Minotaur island and other legends
The best way to arrive in Iráklion is from the sea on an MSC cruise ship. It’s the traditional approach and is still the one that shows the city in its best light, with Mount Yioúhtas rising behind, the heights of the Psilorítis range to the west and, as you get closer, the great fortress guarding the harbour entrance and the city walls encircling and dominating the oldest part of town.
Iráklion has superb fortifications, a fine market and atmospheric old alleys to visit when you alight from your MSC cruise. Virtually everything you’re likely to want to see lies within the north-eastern corner of the walled city. The massive Venetian walls, in places up to 15m thick, are the most obvious evidence of Iráklion’s history.
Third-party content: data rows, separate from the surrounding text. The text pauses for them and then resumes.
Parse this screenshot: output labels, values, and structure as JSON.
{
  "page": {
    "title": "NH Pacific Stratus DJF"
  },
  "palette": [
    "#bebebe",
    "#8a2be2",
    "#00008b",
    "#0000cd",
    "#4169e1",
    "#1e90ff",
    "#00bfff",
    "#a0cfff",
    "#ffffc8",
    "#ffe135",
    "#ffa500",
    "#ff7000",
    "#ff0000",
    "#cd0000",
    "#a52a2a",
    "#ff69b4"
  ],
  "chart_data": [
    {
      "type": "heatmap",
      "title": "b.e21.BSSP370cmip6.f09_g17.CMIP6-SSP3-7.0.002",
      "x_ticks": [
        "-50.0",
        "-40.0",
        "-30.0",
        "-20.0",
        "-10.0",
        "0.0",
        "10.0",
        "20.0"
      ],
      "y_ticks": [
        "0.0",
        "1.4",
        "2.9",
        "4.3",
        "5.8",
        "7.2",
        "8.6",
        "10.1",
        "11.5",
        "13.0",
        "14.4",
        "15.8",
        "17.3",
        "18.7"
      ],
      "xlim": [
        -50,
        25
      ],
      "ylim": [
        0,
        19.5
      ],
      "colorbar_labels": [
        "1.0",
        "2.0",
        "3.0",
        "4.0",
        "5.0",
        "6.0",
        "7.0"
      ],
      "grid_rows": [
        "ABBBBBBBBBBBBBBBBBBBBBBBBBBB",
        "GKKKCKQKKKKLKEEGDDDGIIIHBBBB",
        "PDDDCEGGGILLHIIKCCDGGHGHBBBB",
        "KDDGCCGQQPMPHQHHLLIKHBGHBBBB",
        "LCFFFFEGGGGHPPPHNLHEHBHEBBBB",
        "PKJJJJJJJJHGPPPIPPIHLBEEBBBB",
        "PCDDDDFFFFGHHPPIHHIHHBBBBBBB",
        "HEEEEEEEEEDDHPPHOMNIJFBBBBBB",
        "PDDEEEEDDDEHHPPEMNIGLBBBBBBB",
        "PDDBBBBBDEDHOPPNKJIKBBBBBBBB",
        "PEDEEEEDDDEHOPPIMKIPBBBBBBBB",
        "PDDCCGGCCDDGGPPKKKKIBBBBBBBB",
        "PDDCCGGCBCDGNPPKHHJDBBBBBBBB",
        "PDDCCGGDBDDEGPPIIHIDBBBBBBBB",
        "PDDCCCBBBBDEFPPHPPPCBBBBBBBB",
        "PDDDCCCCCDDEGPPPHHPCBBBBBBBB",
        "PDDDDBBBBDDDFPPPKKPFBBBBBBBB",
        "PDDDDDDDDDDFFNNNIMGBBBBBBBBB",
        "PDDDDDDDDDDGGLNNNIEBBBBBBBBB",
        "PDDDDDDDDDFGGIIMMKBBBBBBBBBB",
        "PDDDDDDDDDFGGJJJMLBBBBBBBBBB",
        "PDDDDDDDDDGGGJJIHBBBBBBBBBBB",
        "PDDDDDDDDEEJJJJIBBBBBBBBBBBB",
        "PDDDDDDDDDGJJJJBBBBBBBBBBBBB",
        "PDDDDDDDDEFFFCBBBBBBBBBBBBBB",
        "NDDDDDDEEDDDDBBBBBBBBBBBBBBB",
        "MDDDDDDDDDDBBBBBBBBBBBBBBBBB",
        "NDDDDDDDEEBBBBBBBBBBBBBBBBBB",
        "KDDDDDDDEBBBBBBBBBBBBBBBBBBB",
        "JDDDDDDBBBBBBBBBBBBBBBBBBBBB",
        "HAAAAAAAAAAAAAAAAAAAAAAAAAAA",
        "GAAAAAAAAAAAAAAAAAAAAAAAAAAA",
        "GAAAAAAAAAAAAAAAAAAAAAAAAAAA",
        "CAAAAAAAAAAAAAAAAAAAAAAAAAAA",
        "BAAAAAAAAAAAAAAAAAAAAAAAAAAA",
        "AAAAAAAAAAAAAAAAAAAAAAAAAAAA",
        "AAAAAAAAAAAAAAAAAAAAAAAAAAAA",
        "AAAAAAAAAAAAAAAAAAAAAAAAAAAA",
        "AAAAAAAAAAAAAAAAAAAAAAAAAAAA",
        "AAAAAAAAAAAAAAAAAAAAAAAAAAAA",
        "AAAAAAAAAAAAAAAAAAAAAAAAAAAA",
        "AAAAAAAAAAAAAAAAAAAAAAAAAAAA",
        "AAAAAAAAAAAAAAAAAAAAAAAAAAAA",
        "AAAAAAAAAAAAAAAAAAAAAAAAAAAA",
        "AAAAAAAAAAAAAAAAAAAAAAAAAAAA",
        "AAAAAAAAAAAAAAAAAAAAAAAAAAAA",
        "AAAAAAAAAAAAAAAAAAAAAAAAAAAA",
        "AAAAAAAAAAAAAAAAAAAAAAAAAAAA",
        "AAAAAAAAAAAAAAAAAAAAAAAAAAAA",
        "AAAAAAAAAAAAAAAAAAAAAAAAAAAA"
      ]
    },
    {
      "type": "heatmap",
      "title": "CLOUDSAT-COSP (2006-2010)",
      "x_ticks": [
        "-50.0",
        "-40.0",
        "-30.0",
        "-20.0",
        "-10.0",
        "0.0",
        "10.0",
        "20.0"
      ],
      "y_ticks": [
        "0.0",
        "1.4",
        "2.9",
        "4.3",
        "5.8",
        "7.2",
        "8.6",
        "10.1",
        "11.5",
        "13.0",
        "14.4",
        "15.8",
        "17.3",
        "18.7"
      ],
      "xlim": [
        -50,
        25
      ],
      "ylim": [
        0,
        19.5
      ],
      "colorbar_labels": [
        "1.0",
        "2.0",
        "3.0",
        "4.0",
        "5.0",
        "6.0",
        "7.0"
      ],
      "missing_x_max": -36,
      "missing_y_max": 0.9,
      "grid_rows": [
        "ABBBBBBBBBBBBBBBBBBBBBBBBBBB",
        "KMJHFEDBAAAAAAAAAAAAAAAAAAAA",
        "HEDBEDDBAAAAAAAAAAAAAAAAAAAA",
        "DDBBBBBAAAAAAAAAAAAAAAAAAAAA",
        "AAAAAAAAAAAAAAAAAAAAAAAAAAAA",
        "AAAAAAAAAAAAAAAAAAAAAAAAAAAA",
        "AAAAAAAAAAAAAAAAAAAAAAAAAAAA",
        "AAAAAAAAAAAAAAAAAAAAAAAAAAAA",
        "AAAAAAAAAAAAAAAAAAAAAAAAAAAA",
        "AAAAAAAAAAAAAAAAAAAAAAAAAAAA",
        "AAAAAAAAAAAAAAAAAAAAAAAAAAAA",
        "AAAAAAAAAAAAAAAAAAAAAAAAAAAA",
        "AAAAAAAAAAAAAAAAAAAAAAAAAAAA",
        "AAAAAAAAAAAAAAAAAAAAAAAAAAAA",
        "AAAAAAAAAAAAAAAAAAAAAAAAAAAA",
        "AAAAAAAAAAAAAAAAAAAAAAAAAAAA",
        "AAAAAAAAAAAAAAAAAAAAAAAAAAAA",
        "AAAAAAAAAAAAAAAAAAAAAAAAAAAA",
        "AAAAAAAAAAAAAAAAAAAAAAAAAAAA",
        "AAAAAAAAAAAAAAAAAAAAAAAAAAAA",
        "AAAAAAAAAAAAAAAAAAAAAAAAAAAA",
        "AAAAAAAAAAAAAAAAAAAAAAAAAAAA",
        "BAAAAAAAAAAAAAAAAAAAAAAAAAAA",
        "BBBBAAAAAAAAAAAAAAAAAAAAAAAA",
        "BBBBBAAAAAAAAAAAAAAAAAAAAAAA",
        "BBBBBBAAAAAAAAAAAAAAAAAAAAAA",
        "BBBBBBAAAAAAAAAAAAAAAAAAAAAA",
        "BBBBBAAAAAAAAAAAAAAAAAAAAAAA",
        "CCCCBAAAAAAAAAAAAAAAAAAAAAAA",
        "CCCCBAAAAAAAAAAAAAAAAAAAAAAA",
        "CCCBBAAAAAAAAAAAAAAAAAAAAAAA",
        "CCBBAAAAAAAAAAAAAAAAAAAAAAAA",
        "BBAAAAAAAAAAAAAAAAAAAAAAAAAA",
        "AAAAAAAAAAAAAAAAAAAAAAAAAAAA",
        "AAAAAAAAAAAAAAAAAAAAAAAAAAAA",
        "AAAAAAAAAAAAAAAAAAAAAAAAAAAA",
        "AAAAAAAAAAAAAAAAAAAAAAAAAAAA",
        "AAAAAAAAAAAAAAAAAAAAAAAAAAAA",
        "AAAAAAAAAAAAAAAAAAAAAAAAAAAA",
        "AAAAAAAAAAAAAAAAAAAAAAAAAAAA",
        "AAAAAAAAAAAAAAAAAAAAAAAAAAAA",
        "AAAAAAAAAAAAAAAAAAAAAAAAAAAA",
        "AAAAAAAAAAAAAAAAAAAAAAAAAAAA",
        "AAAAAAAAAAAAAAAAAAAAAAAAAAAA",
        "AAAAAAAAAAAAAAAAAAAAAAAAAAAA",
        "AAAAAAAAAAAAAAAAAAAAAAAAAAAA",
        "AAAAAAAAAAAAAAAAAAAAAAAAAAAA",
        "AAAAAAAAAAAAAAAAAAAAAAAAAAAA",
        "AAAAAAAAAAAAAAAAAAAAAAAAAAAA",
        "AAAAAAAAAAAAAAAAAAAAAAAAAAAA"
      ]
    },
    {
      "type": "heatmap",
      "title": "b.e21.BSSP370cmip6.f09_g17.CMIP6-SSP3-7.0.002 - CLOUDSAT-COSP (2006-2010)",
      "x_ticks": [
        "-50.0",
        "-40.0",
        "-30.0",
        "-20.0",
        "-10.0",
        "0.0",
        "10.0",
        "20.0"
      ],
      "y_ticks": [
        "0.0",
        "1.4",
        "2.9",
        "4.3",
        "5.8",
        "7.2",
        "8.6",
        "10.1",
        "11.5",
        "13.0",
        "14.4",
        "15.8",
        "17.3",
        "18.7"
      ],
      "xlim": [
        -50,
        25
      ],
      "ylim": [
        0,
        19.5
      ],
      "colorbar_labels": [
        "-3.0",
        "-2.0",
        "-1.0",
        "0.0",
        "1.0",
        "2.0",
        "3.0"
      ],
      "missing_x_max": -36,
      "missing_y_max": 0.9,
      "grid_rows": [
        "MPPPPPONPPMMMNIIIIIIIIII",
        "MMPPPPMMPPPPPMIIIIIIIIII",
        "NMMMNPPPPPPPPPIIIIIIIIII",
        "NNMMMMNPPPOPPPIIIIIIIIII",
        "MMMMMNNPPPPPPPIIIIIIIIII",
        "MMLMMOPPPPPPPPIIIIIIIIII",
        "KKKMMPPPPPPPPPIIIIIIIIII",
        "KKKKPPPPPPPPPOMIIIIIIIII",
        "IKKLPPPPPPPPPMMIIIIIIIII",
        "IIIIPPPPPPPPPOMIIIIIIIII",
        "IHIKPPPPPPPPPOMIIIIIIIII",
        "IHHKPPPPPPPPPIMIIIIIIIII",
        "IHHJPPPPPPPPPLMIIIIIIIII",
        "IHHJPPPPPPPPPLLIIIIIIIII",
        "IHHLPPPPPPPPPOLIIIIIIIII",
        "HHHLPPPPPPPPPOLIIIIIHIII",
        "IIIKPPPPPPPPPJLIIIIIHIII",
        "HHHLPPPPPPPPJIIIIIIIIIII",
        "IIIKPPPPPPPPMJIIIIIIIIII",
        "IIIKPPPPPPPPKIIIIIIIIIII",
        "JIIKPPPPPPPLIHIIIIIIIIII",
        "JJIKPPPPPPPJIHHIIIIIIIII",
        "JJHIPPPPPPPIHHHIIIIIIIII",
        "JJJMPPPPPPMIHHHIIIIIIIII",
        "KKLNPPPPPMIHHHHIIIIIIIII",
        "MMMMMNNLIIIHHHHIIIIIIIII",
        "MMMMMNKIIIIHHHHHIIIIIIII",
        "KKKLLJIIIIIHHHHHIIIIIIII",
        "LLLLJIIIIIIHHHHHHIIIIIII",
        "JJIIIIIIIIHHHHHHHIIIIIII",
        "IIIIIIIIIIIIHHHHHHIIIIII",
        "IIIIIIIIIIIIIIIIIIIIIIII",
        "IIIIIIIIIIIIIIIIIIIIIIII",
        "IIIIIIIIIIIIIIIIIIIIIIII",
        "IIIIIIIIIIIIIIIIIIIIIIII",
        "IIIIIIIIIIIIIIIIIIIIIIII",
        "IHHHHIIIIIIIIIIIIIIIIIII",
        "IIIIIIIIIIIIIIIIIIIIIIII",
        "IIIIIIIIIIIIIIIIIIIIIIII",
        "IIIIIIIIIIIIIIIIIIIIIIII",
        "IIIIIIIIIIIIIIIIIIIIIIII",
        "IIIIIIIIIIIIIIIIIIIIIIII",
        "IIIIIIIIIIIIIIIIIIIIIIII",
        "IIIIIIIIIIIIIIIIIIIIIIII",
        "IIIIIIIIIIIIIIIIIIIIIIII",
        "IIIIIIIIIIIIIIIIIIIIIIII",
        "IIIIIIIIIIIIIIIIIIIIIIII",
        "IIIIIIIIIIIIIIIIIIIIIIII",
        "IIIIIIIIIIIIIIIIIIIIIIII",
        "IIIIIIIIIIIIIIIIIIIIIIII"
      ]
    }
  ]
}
Though their fabric is incredibly well preserved, access is virtually nonexistent. El Greco Park, to the right as you approach Platía Venizélou, is crowded with cafés and bars, while opposite, on the left, are some of the more interesting of Iráklion’s older buildings including the church of Áyios Títos and the Venetian city hall with its famous loggia, both almost entirely rebuilt. Just above this stands the church of San Marco, its steps usually crowded with sightseers spilling over from the nearby platía.
Knossós, 5km south of Iráklio on a low, largely artificial hill, was by far the largest of the Minoan palaces, thriving more than three and a half thousand years ago at the heart of a highly sophisticated island-wide civilization: it’s an excursion not to be missed on any MSC Mediterranean cruise to Greece.
As soon as you enter the Palace of Knossós through its West Court, it is clear how the legends of the labyrinth grew up around it. Even with a map and description, it can be very hard to work out where you are.